The Sans Institute, a global training and certification organization for information security, surveyed 196 experts from the ICS (Industrial Control Systems) environment who work for companies worldwide across all industries. The results of the study "Securing Industrial Control Systems 2017" demonstrate an increasingly insecure and complex working environment due to trends such as Industrial IoT (IIoT), targeted attacks on industrial controls (ransomware), but also a slight increase in budgets for audits and assessments in ICS networks.
Budgets increased
First, the positive news: 46% of respondents said their budgets for securing ICS systems increased last year compared to 2015. In the same breath, however, 69% believe the cyber threats to their systems have increased and should be classified as either severe or even critical.
"The threat of ransomware continues to grow and we have already seen two widespread attacks this year that have affected the operations of several critical industries. Cyber criminals are now adding malware capabilities that can reach ICS assets and also sabotage them. Recent examples include Mondelez Cadbury, Beiersdorf and Deutsche Bahn," said Doug Wylie, Director Industrials & Infrastructure Practice at Sans Institute.

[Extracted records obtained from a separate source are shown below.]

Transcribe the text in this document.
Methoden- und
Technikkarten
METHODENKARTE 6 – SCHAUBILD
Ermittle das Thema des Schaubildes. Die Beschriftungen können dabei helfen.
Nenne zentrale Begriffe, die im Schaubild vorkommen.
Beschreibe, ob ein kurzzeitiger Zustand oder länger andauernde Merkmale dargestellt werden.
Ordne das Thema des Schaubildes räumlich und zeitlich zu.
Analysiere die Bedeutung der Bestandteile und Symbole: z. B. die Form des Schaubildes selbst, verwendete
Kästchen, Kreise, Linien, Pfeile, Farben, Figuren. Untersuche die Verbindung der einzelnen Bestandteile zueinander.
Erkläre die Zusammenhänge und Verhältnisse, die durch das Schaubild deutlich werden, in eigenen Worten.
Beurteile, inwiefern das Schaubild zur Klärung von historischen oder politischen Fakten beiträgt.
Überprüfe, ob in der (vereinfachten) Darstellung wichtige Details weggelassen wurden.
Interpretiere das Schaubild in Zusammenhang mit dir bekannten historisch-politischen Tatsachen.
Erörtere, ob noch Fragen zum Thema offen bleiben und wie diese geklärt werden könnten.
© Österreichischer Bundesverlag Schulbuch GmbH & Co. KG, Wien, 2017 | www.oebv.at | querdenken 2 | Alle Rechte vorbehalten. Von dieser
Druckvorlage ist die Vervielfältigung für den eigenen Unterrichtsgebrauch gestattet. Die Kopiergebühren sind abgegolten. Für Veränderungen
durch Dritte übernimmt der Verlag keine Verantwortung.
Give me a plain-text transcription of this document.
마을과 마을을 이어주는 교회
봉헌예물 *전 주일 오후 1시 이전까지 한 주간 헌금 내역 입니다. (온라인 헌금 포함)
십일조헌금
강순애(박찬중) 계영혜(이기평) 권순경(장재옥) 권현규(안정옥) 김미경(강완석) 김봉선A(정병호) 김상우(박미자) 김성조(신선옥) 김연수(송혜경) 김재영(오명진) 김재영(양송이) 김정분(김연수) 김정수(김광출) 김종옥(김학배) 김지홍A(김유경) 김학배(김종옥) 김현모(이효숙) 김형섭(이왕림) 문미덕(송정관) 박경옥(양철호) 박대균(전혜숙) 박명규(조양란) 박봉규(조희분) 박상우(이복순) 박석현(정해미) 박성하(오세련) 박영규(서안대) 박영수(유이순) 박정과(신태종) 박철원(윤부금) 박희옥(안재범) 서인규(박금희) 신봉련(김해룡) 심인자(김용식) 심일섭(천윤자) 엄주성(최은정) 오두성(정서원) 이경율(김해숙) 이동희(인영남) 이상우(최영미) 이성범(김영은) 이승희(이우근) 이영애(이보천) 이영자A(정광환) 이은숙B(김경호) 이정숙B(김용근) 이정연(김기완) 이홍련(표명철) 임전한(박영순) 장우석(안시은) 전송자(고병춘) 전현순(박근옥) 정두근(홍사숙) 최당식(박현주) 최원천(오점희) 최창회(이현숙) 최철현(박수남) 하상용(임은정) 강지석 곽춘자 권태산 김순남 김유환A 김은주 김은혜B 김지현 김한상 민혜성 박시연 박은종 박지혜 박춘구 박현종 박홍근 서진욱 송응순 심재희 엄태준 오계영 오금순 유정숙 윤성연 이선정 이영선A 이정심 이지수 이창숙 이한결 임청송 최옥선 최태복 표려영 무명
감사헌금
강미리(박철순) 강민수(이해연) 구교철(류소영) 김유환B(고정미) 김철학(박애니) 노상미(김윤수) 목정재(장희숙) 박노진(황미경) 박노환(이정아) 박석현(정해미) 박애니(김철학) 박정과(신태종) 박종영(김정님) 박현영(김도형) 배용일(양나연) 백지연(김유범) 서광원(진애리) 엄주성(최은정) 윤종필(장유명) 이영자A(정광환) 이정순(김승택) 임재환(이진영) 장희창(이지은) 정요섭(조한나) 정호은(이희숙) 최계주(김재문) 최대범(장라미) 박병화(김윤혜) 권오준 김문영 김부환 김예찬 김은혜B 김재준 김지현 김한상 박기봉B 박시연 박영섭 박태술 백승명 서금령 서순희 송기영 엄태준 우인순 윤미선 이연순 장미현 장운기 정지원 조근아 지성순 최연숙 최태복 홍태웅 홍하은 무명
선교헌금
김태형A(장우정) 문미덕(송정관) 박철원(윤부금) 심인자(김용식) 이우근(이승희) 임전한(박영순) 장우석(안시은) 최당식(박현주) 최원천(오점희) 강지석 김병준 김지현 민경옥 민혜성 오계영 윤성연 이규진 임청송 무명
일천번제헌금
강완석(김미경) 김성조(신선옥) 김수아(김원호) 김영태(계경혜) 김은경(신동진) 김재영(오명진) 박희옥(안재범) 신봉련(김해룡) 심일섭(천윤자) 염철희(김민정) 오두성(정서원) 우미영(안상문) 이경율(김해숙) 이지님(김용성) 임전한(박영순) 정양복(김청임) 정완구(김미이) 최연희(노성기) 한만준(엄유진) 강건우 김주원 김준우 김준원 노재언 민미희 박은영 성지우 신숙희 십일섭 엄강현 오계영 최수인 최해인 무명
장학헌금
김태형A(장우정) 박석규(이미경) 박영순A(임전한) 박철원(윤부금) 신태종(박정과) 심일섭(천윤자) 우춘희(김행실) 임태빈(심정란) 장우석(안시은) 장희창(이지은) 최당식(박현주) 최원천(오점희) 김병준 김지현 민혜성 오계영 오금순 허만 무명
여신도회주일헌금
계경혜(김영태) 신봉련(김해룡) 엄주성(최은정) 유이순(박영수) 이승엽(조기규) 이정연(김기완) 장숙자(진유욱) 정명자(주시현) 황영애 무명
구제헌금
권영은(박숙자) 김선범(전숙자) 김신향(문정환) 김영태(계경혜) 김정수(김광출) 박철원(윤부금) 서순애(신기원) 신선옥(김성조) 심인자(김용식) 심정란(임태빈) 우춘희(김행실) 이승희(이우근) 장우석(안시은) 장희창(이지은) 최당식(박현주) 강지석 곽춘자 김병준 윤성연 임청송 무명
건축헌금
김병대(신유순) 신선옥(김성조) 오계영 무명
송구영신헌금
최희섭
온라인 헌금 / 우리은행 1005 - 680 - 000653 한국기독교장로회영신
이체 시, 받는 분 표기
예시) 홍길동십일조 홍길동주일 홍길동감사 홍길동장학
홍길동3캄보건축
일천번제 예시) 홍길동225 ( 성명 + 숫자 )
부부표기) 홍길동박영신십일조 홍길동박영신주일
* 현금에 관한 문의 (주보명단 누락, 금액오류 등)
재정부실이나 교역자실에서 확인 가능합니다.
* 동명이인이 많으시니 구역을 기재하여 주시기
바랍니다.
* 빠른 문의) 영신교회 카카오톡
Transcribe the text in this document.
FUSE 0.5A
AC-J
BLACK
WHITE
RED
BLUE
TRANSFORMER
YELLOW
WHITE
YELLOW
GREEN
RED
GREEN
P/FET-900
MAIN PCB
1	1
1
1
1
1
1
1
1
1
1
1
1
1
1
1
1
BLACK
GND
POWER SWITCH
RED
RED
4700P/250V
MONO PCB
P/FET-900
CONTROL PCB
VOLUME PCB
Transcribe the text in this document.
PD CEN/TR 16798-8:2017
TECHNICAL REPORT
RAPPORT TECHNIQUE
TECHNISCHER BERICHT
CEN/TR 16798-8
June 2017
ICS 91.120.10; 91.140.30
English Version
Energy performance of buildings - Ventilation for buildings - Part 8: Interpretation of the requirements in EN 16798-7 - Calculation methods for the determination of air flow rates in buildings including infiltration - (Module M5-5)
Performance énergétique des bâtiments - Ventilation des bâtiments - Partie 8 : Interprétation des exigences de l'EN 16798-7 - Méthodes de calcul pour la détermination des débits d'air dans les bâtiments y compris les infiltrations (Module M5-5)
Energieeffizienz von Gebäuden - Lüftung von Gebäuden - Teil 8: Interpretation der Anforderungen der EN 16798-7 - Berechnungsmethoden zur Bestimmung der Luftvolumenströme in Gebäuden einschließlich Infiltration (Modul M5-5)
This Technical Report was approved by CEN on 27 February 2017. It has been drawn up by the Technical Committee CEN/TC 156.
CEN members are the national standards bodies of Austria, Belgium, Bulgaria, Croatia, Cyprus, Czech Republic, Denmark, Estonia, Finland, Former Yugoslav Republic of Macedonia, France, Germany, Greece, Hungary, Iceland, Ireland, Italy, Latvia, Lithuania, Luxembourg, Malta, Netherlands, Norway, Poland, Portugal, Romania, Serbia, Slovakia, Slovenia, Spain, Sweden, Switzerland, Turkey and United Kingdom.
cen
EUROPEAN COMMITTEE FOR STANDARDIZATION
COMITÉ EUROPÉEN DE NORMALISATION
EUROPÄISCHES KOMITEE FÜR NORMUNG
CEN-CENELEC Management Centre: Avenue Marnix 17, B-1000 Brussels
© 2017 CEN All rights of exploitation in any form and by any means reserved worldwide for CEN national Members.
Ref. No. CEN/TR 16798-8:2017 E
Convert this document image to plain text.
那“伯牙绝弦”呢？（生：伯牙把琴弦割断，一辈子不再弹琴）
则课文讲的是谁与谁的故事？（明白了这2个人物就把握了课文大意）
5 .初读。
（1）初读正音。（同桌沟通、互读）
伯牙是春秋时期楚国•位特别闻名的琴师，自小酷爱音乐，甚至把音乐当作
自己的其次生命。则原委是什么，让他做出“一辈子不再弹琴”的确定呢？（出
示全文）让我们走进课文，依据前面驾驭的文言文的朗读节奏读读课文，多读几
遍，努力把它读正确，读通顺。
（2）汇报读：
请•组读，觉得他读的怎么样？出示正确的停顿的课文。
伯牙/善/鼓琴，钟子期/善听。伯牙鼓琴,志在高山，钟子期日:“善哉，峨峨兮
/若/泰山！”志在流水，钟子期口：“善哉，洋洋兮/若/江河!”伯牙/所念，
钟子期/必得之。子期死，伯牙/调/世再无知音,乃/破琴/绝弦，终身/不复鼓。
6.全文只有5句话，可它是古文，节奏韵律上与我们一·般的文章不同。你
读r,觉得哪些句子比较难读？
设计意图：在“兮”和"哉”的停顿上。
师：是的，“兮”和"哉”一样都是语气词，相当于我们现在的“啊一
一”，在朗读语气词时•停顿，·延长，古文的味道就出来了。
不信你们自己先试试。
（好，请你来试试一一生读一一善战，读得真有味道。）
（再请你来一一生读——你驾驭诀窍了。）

There was no point in simply investing in systems, he said. Cybersecurity professionals remained the most important line of defense for secure operations. Investments that train employees and provide greater security awareness of best practices could be an effective way to mitigate the threat of growing threats, Wylie said.
Embedded controllers as a danger
35% of the ICS experts classify ransomware as an important threat, which has also almost doubled in 2016 compared to the previous year. The greatest threat, however, comes from devices that are integrated into networks as part of the IIoT and whose design is focused on functionality rather than security (44 %). 24% see embedded controllers in particular as the most vulnerable systems of all ICS systems if a security incident occurs.
However, respondents also already have security measures in place to mitigate the threat, with 36% having budgets to conduct security assessments and audits of ICS systems. Nearly half (48%) would assess their security systems against international security standards such as the "NIST Cyber Security Framework," it said.